Friday, December 11, 2015

Natural price levels for Bitcoin


Bitcoin is the strangest form of currency ever developed in the human history. Starting from January 2009, it rose to the levels over $1000 in January 2014. After that, its price crashed drastically and stayed around $250 throughout the first ten months of year 2015 but of late, it has started again rising and volatility is very sharp. It jumped to nearly $476 in a very short period of around a week and then dropped around to nearly $370. This is pretty sharp shift. (See Picture) Those interested in bitcoin tend to ask, “What barometer should be used for predicting bitcoin prices?
There is no definite answer to this question. Some people say that Chinese investors are rushing in to buy Bitcoin as many of them assume it to an excellent method of capital flight. Many rich Chinese who have amassed huge wealth want to shift it abroad and bitcoin enables them to avoid all forms of capital control. This may or may not be true because majority of bitcoin transactions happen in North America and Europe. The share of Asia-Pacific is very small in that. If Chinese elements were really active, the price of bitcoin would not fall rather it would have kept rising on and on. There is one more explanation being offered behind this sudden rise. As the crypto-currency ecosystem is maturing, the institutional support mechanism for bitcoin payments is falling in place. Merchants are adopting bitcoin as a mode of payment, more bitcoin wallets are being downloaded, more exchanges are being opened, more companies are entering crypto-money infrastructure like those in sidechains & altcoins and more banks are turning receptive to test the bitcoin space. This is a better reasoning though it only explains a part of the question. The real question is how far Bitcoin can rise and should rise. There is currently no framework for this answering this question.
If bitcoin is regarded as digital gold that works peer-to-peer
Let us try to answer this question. It is true that dollar is the world’s reserve currency but this is true more for the governments as they need dollars for international trade. For people, the true global store of value is gold. The second half of 19th century and in the 20th century till 1971, gold remained both the defacto and dejure global reserve currency as pound first and then dollar was pegged to it. People still regard gold as the true asset for hard times because it is acceptable to populations in all corners of the world. It is the true form of peer-to-peer money in a traditional sense. Bitcoin is called “digital gold” as its supply is fixed and any fresh incoming of this digital currency is through mining. So, like gold, bitcoin is a scarce unit of money. It is divisible and portable but bitcoin is more than gold in certain terms. It is a tradable gold. It is a technology platform too and a peer-to-peer network too. It can travel to any corner of the world without any chance of getting checked by any intermediary. In a way, it is a complete self-sustainable payment network for the entire world. What gold cannot do in terms of movement, bitcoin can do. It is censorship-resistant payment system that can work for multiple segments of global population. There are 200 million immigrants who send remittances to their native lands regularly. There are global telecom players who want a parallel revenue stream in addition to their sagging profits in voice and data market.

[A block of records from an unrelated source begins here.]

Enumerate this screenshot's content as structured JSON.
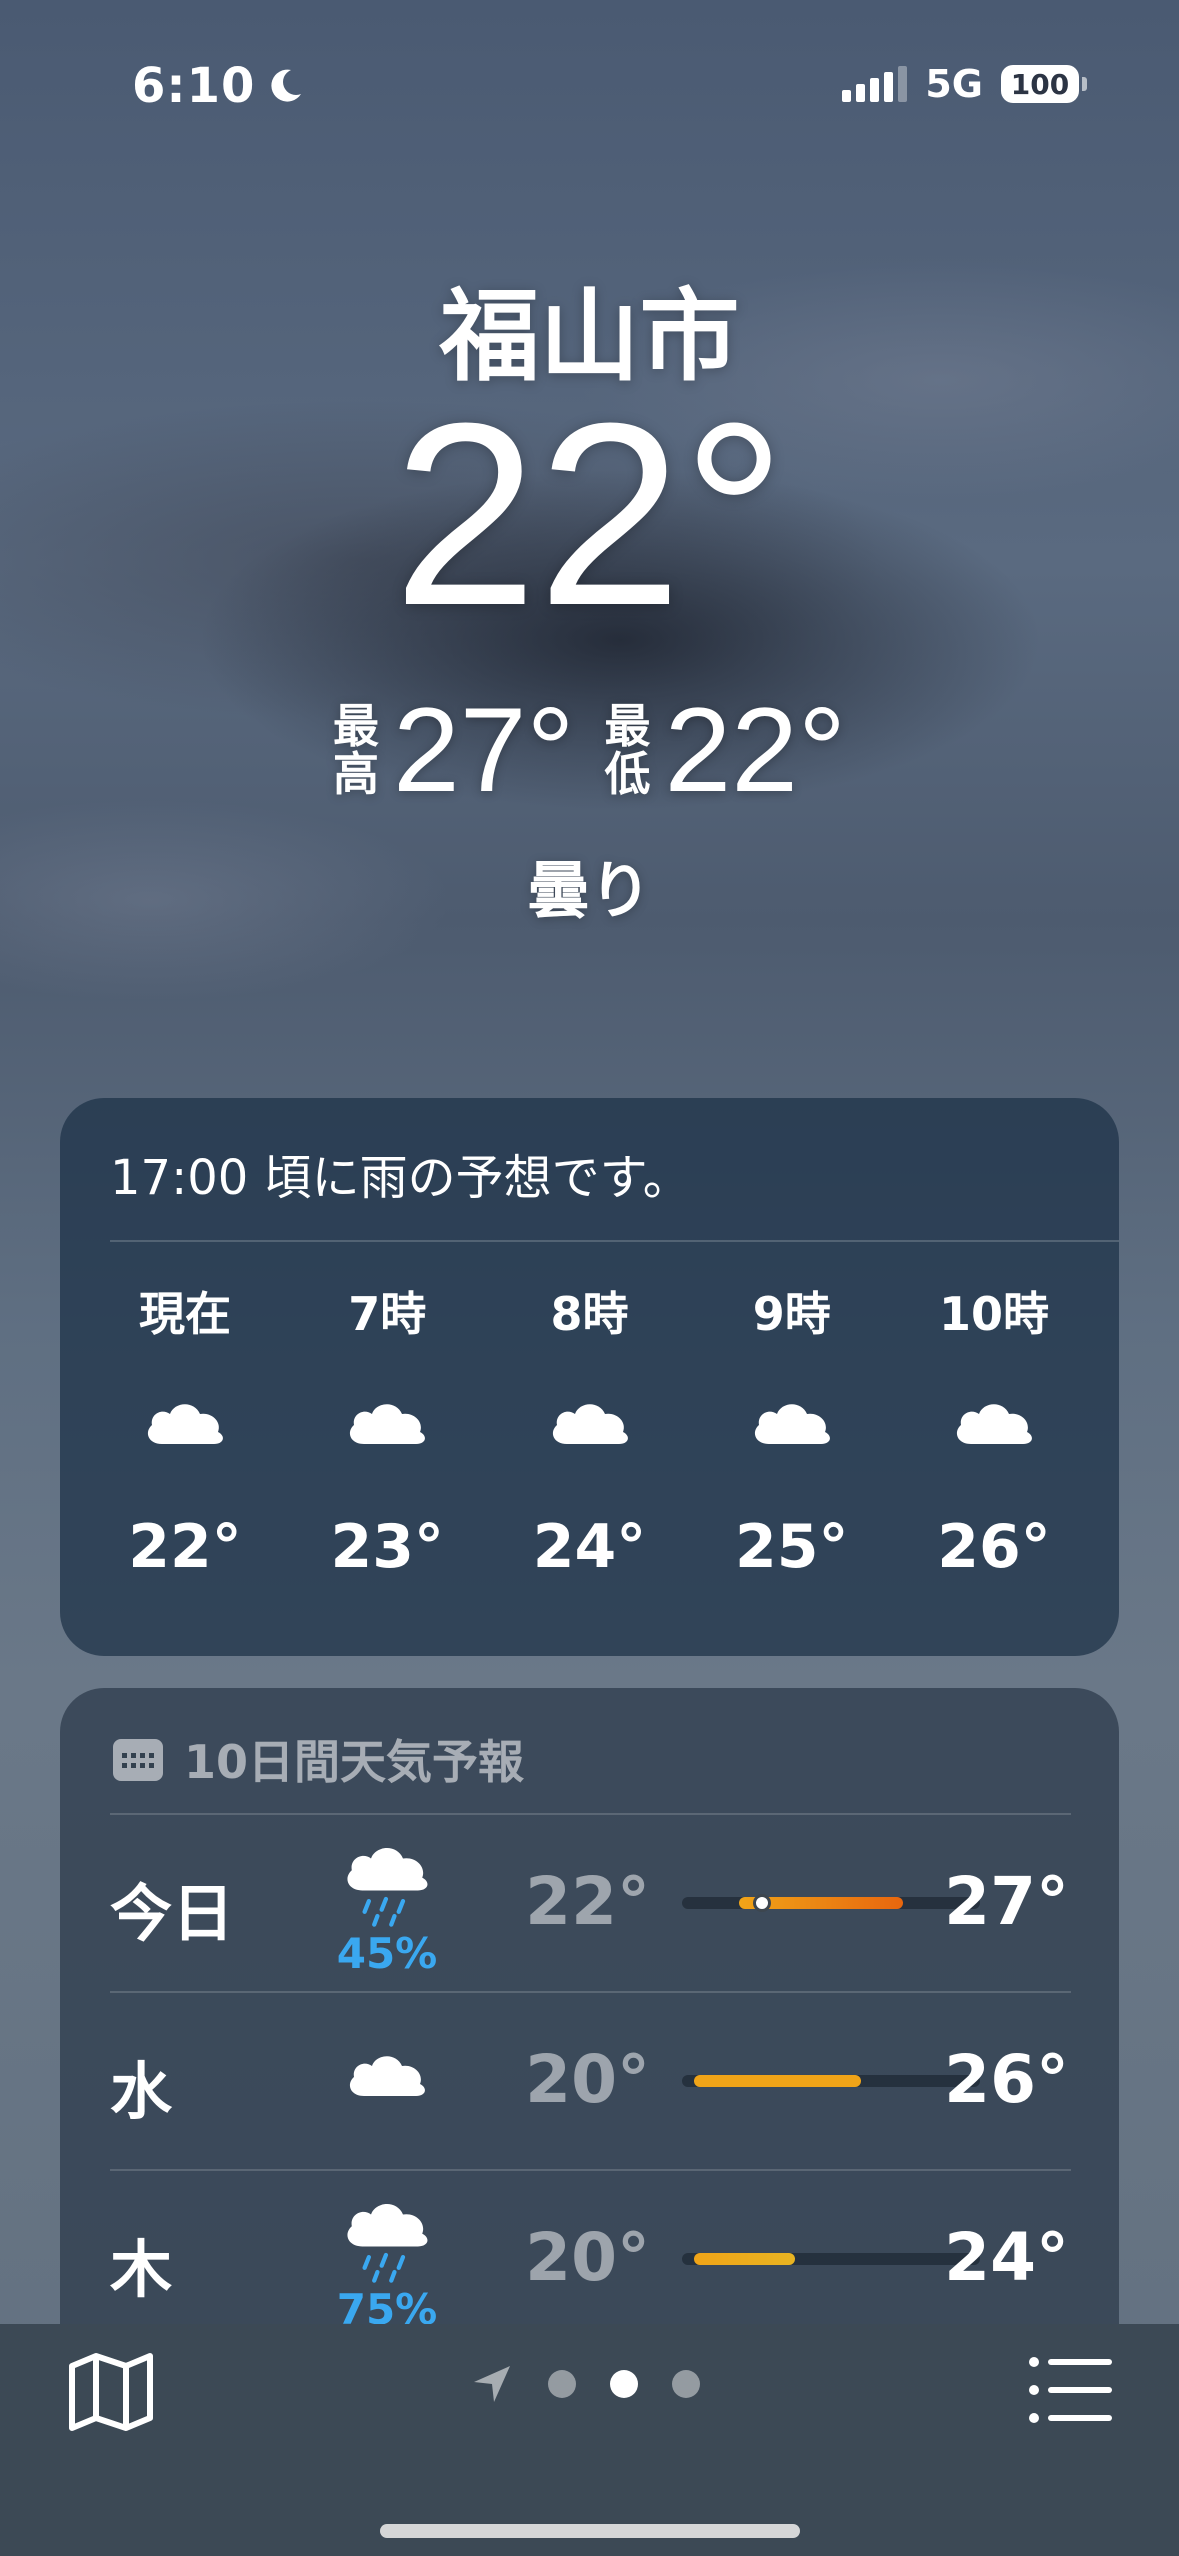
{
  "status_bar": {
    "time": "6:10",
    "network": "5G",
    "battery": "100"
  },
  "header": {
    "city": "福山市",
    "temperature": "22°",
    "high_label": "最高",
    "high": "27°",
    "low_label": "最低",
    "low": "22°",
    "condition": "曇り"
  },
  "hourly": {
    "summary": "17:00 頃に雨の予想です。",
    "items": [
      {
        "label": "現在",
        "icon": "cloud-icon",
        "temp": "22°"
      },
      {
        "label": "7時",
        "icon": "cloud-icon",
        "temp": "23°"
      },
      {
        "label": "8時",
        "icon": "cloud-icon",
        "temp": "24°"
      },
      {
        "label": "9時",
        "icon": "cloud-icon",
        "temp": "25°"
      },
      {
        "label": "10時",
        "icon": "cloud-icon",
        "temp": "26°"
      }
    ]
  },
  "daily": {
    "title": "10日間天気予報",
    "days": [
      {
        "day": "今日",
        "icon": "cloud-rain-icon",
        "pop": "45%",
        "low": "22°",
        "high": "27°",
        "range_start": 0.19,
        "range_end": 0.74,
        "current": 0.27,
        "bar_color": "#e8660e"
      },
      {
        "day": "水",
        "icon": "cloud-icon",
        "pop": "",
        "low": "20°",
        "high": "26°",
        "range_start": 0.04,
        "range_end": 0.6,
        "bar_color": "#f0a418"
      },
      {
        "day": "木",
        "icon": "cloud-rain-icon",
        "pop": "75%",
        "low": "20°",
        "high": "24°",
        "range_start": 0.04,
        "range_end": 0.38,
        "bar_color": "#e8b422"
      }
    ]
  },
  "bottom_bar": {
    "pages": 3,
    "active_page": 2
  }
}
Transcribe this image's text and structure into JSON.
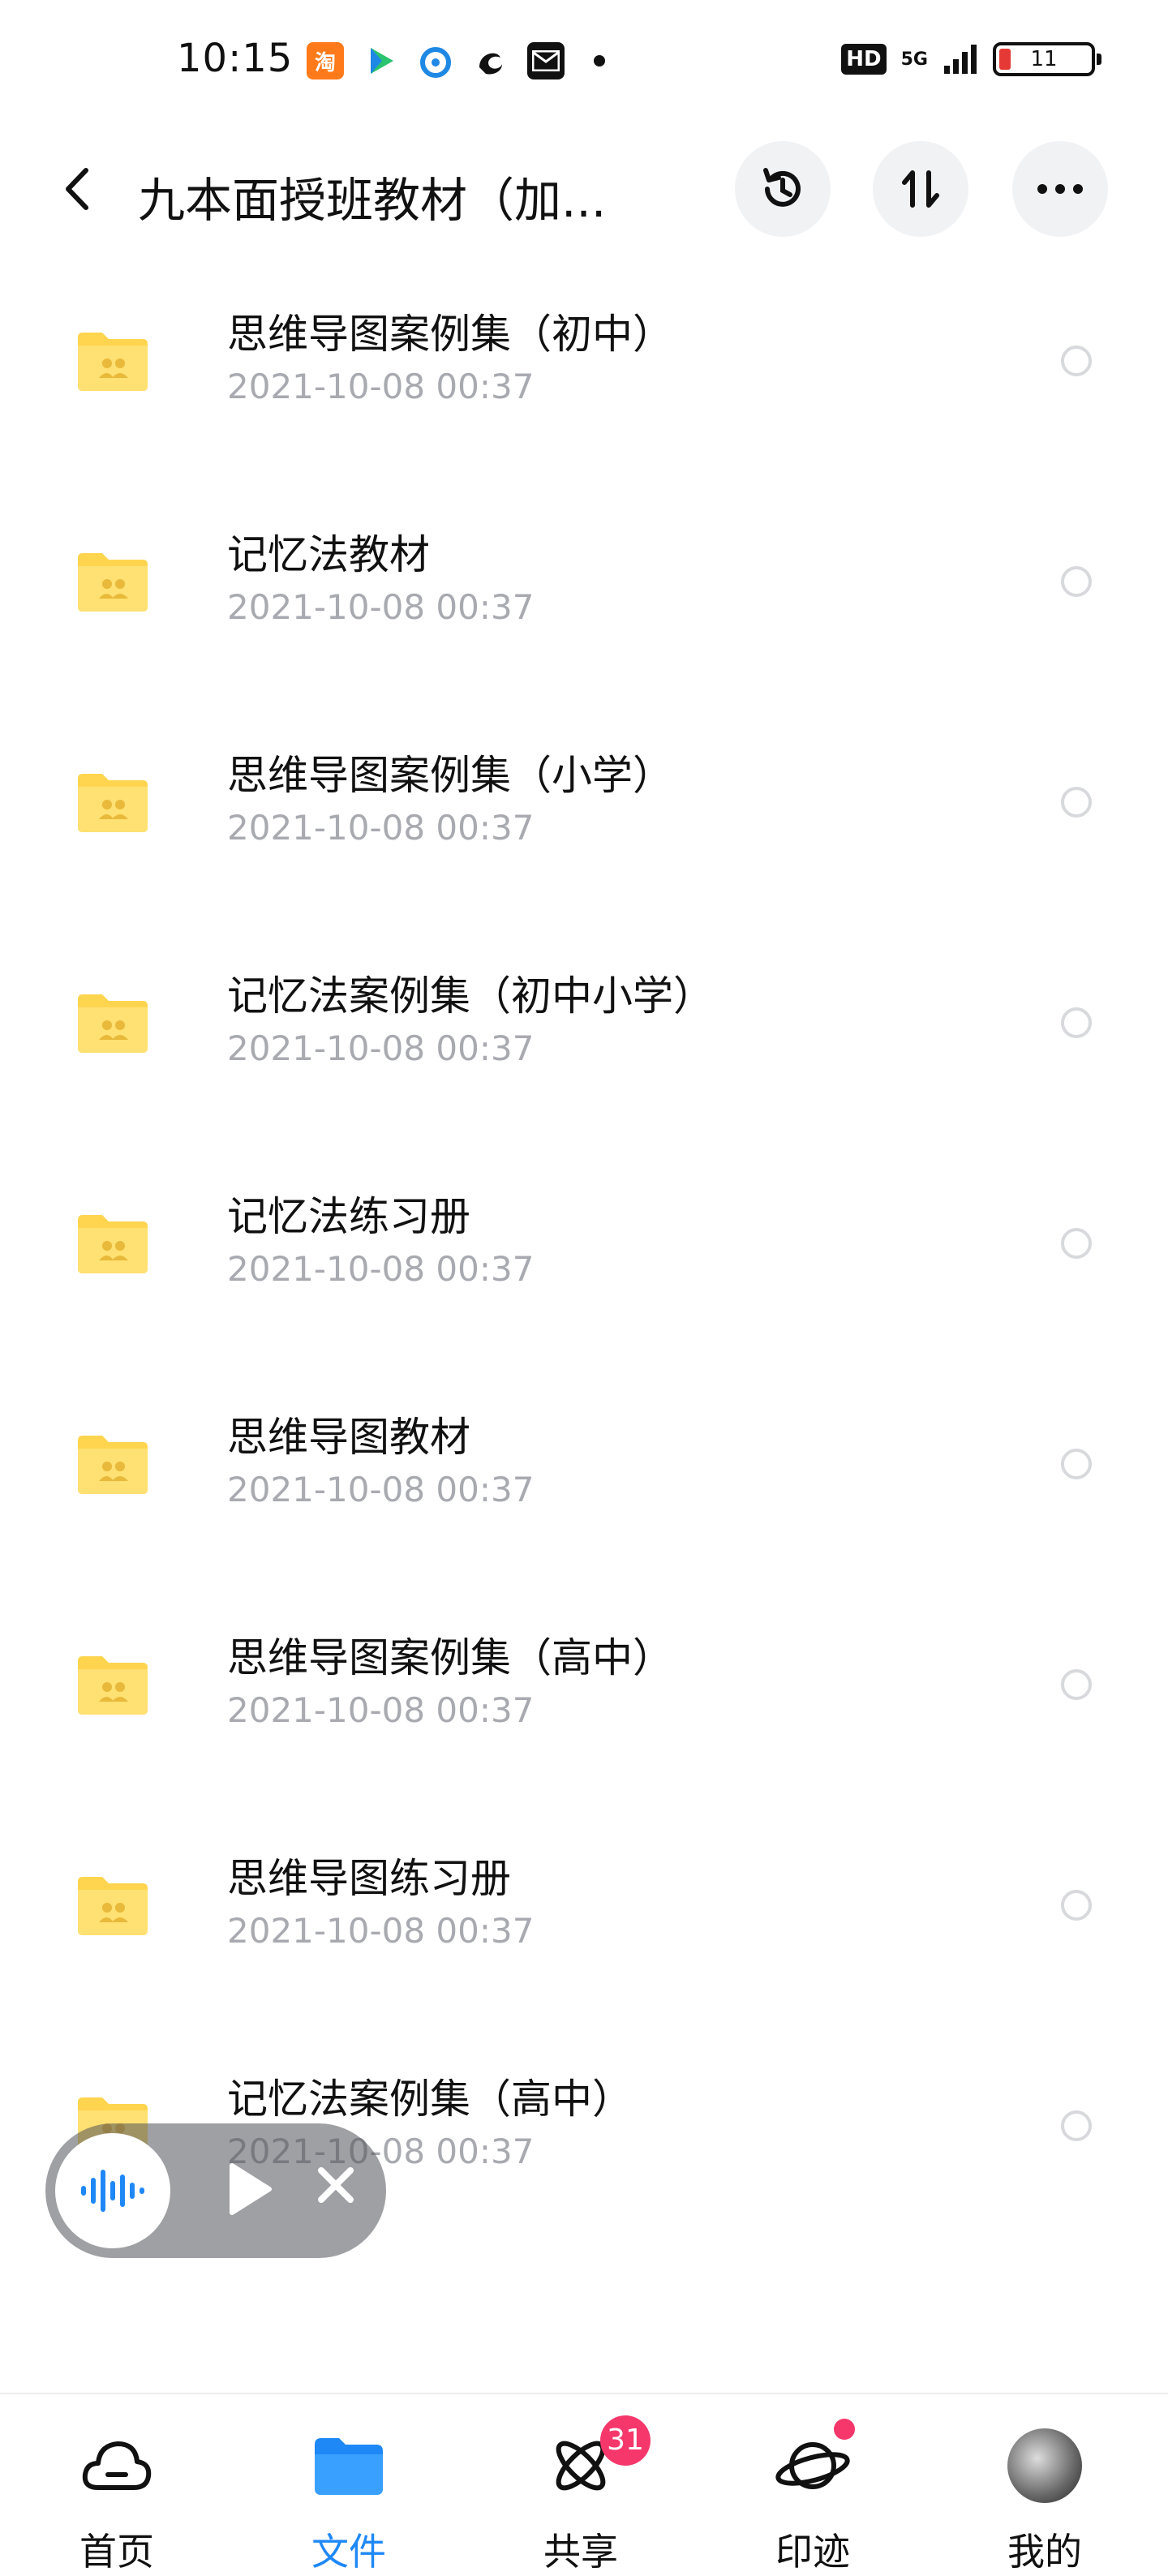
{
  "status_bar": {
    "time": "10:15",
    "app_icons": [
      "taobao-icon",
      "video-icon",
      "browser-icon",
      "uc-icon",
      "mail-icon"
    ],
    "hd": "HD",
    "network": "5G",
    "battery": "11"
  },
  "header": {
    "title": "九本面授班教材（加...",
    "buttons": [
      "history-icon",
      "sort-icon",
      "more-icon"
    ]
  },
  "files": [
    {
      "name": "思维导图案例集（初中）",
      "date": "2021-10-08  00:37"
    },
    {
      "name": "记忆法教材",
      "date": "2021-10-08  00:37"
    },
    {
      "name": "思维导图案例集（小学）",
      "date": "2021-10-08  00:37"
    },
    {
      "name": "记忆法案例集（初中小学）",
      "date": "2021-10-08  00:37"
    },
    {
      "name": "记忆法练习册",
      "date": "2021-10-08  00:37"
    },
    {
      "name": "思维导图教材",
      "date": "2021-10-08  00:37"
    },
    {
      "name": "思维导图案例集（高中）",
      "date": "2021-10-08  00:37"
    },
    {
      "name": "思维导图练习册",
      "date": "2021-10-08  00:37"
    },
    {
      "name": "记忆法案例集（高中）",
      "date": "2021-10-08  00:37"
    }
  ],
  "bottom_nav": {
    "tabs": [
      {
        "label": "首页",
        "icon": "cloud-icon"
      },
      {
        "label": "文件",
        "icon": "folder-icon"
      },
      {
        "label": "共享",
        "icon": "atom-icon",
        "badge": "31"
      },
      {
        "label": "印迹",
        "icon": "planet-icon"
      },
      {
        "label": "我的",
        "icon": "avatar"
      }
    ],
    "active_index": 1
  },
  "colors": {
    "accent": "#1f88f7",
    "folder": "#ffd54f",
    "badge": "#f5376b",
    "date_text": "#a8aab0"
  }
}
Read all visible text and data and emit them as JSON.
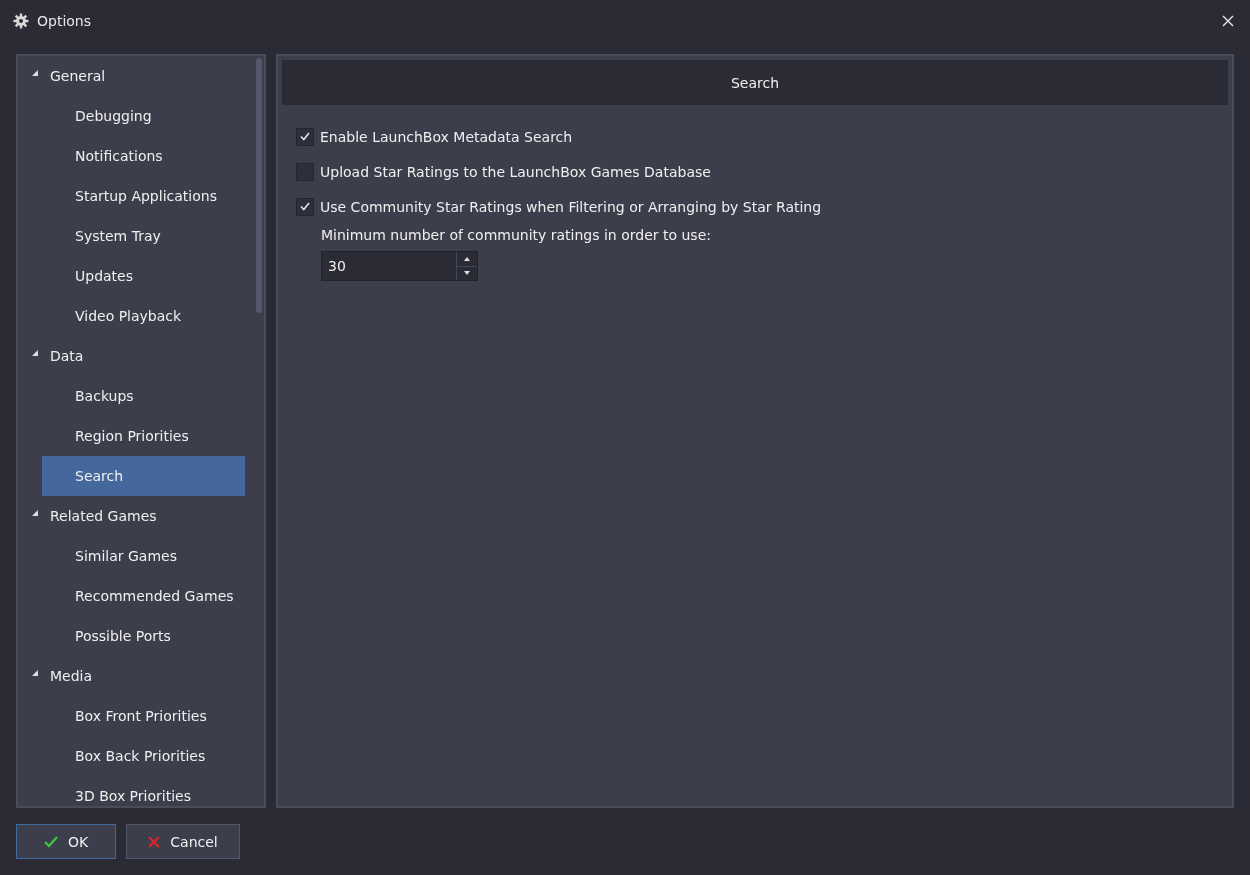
{
  "window": {
    "title": "Options"
  },
  "sidebar": {
    "items": [
      {
        "label": "General",
        "expanded": true,
        "selected": false,
        "children": [
          {
            "label": "Debugging",
            "selected": false
          },
          {
            "label": "Notifications",
            "selected": false
          },
          {
            "label": "Startup Applications",
            "selected": false
          },
          {
            "label": "System Tray",
            "selected": false
          },
          {
            "label": "Updates",
            "selected": false
          },
          {
            "label": "Video Playback",
            "selected": false
          }
        ]
      },
      {
        "label": "Data",
        "expanded": true,
        "selected": false,
        "children": [
          {
            "label": "Backups",
            "selected": false
          },
          {
            "label": "Region Priorities",
            "selected": false
          },
          {
            "label": "Search",
            "selected": true
          }
        ]
      },
      {
        "label": "Related Games",
        "expanded": true,
        "selected": false,
        "children": [
          {
            "label": "Similar Games",
            "selected": false
          },
          {
            "label": "Recommended Games",
            "selected": false
          },
          {
            "label": "Possible Ports",
            "selected": false
          }
        ]
      },
      {
        "label": "Media",
        "expanded": true,
        "selected": false,
        "children": [
          {
            "label": "Box Front Priorities",
            "selected": false
          },
          {
            "label": "Box Back Priorities",
            "selected": false
          },
          {
            "label": "3D Box Priorities",
            "selected": false
          }
        ]
      }
    ]
  },
  "panel": {
    "title": "Search",
    "settings": [
      {
        "kind": "checkbox",
        "label": "Enable LaunchBox Metadata Search",
        "checked": true
      },
      {
        "kind": "checkbox",
        "label": "Upload Star Ratings to the LaunchBox Games Database",
        "checked": false
      },
      {
        "kind": "checkbox",
        "label": "Use Community Star Ratings when Filtering or Arranging by Star Rating",
        "checked": true
      },
      {
        "kind": "number",
        "label": "Minimum number of community ratings in order to use:",
        "value": "30"
      }
    ]
  },
  "buttons": [
    {
      "kind": "ok",
      "label": "OK"
    },
    {
      "kind": "cancel",
      "label": "Cancel"
    }
  ]
}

If fiat currencies have cash-based network and they are yet to jump on to digital payments, the gap can be filled by mobile networks or message apps-driven systems of social networks like Whatsapp or Snapchat. The global hawala route may also jump on to this. Very few governments can counter the decentralized nature of bitcoin network. This is a great asset in the age of digital money. For a peer-to-peer exchange, bitcoin is a better bet than gold. So, it can be safely assumed that bitcoin would acquire at least the equivalent if not more than value of gold. 
Let us assume that true value of bitcoin should have been equivalent to one gram of gold. It comes down to around $40. This is the price that bitcoin crossed in year 2011. It means that in terms of gold, next barrier of 10 gm (1 Tola) should be tried. It comes down to around $400. This is the current market price range of bitcoin but we should not forget that bitcoin had touched over $1100 earlier. It means that an ounce of gold is the price limit that bitcoin has already touched. So, there are three gold-reference price barriers that bitcoin has already breached. That is why to guess a reasonable price level of bitcoin is not an easy task but the trajectory of growth in bitcoin prices does gain weight in terms of gold price references. That is why the popular consciousness assumes that price of bitcoin is expected to rise in direct proportion to its value in terms of gold. 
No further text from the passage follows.